The first prototype (No.6001) was completed in 1967 for use in static testing and official authorisation for the project was given in 1968 and on 15 December 1969 the second Z-6 prototype (No.6002), flew for the first time, piloted by Wang Peimin (王培民). Flight tests proceeded as preparations for production were made in various provinces supplying the assembly line at Hongzhuang Machinery Factory at Changzhou.

Flight tests revealed excessive vibration, insufficient tail rotor thrust, as well as engine and main rotor gearbox overheating. These teething troubles were addressed during the development programme and type approval was given in 1977, despite a fatal crash of a prototype on 7 August 1972 at Princess Ridge (Gongzhuling, 公主岭) in Jilin province, killing all 6 occupants including the pilot, Mr. Fu Guifa (傅贵法). It was discovered that the cause of the accident was due to failure of a transmission component, resulting in engine seizure. Elimination of the seizure problem resulted in 11 design changes as well as those to rectify flight test faults.

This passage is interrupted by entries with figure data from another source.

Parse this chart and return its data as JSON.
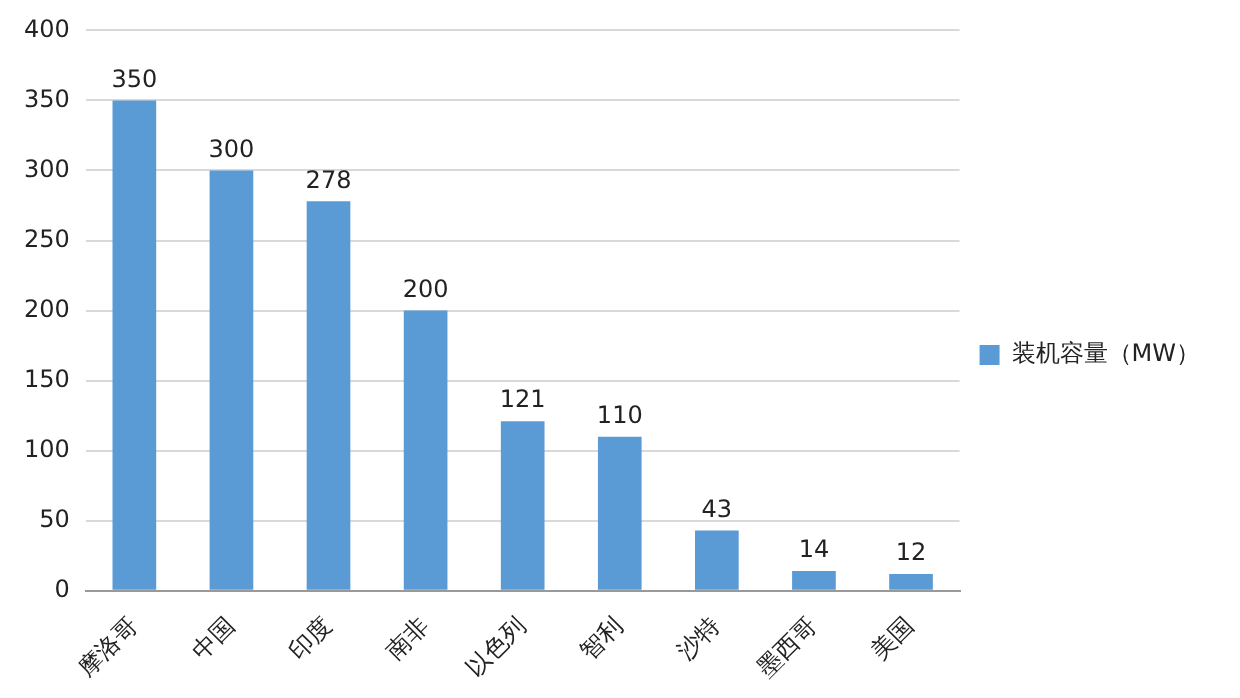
{
  "chart_data": {
    "type": "bar",
    "categories": [
      "摩洛哥",
      "中国",
      "印度",
      "南非",
      "以色列",
      "智利",
      "沙特",
      "墨西哥",
      "美国"
    ],
    "series": [
      {
        "name": "装机容量（MW）",
        "color": "#5b9bd5",
        "values": [
          350,
          300,
          278,
          200,
          121,
          110,
          43,
          14,
          12
        ]
      }
    ],
    "ylim": [
      0,
      400
    ],
    "yticks": [
      0,
      50,
      100,
      150,
      200,
      250,
      300,
      350,
      400
    ],
    "grid": "y",
    "legend": "right",
    "data_labels": true
  }
}
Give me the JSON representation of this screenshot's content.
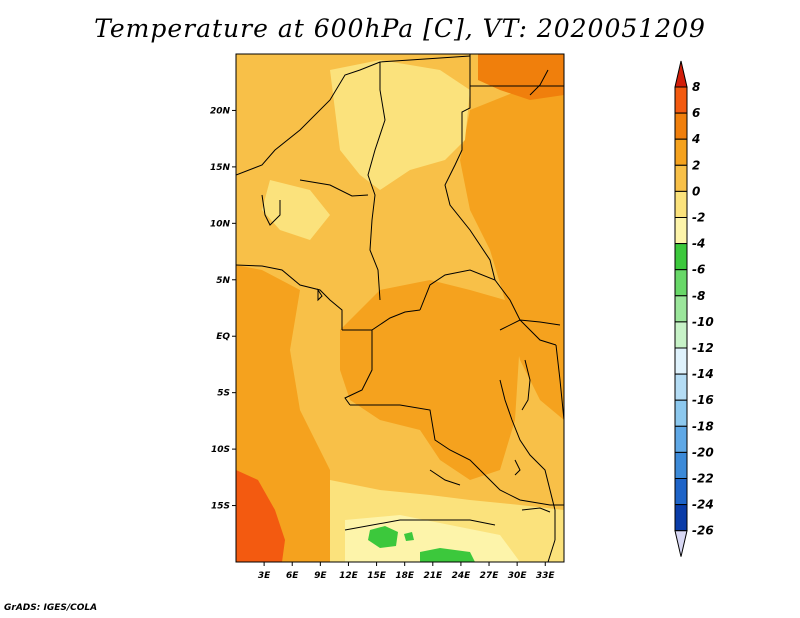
{
  "title": "Temperature at 600hPa [C], VT: 2020051209",
  "credit": "GrADS: IGES/COLA",
  "map": {
    "lon_range": [
      0,
      35
    ],
    "lat_range": [
      -20,
      25
    ],
    "x_ticks": [
      "3E",
      "6E",
      "9E",
      "12E",
      "15E",
      "18E",
      "21E",
      "24E",
      "27E",
      "30E",
      "33E"
    ],
    "y_ticks": [
      "20N",
      "15N",
      "10N",
      "5N",
      "EQ",
      "5S",
      "10S",
      "15S"
    ],
    "variable": "Temperature",
    "level": "600hPa",
    "units": "C",
    "valid_time": "2020051209"
  },
  "colorbar": {
    "labels": [
      "8",
      "6",
      "4",
      "2",
      "0",
      "-2",
      "-4",
      "-6",
      "-8",
      "-10",
      "-12",
      "-14",
      "-16",
      "-18",
      "-20",
      "-22",
      "-24",
      "-26"
    ],
    "colors": [
      "#e8240e",
      "#f35a10",
      "#f07f0c",
      "#f5a21e",
      "#f8c048",
      "#fbe27c",
      "#fdf4aa",
      "#3cc83c",
      "#68d868",
      "#9be69b",
      "#c7f2c7",
      "#dff2fc",
      "#b4dcf4",
      "#8cc8ee",
      "#5fa8e6",
      "#3c8ad8",
      "#1e64c8",
      "#0a3ca8",
      "#08207a"
    ],
    "top_arrow_color": "#d21e0a",
    "bottom_arrow_color": "#d8d8f4"
  },
  "palette": {
    "warm_2_4": "#f5a21e",
    "warm_0_2": "#f8c048",
    "warm_m2_0": "#fbe27c",
    "warm_m4_m2": "#fdf4aa",
    "green": "#3cc83c",
    "hot_4_6": "#f07f0c",
    "hot_6_8": "#f35a10"
  }
}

Fear of an attack by the USSR, after the Sino-Soviet border conflict, precipitated evacuation of production and development to the Changzhou Airplane Factory and Changhe Aircraft Industries Corporation in 1970. However, the political turmoil in China, namely, Cultural Revolution, took a great toll on the production and only 11 were built before the program was cancelled because the single engine design was deemed unsafe and under-powered.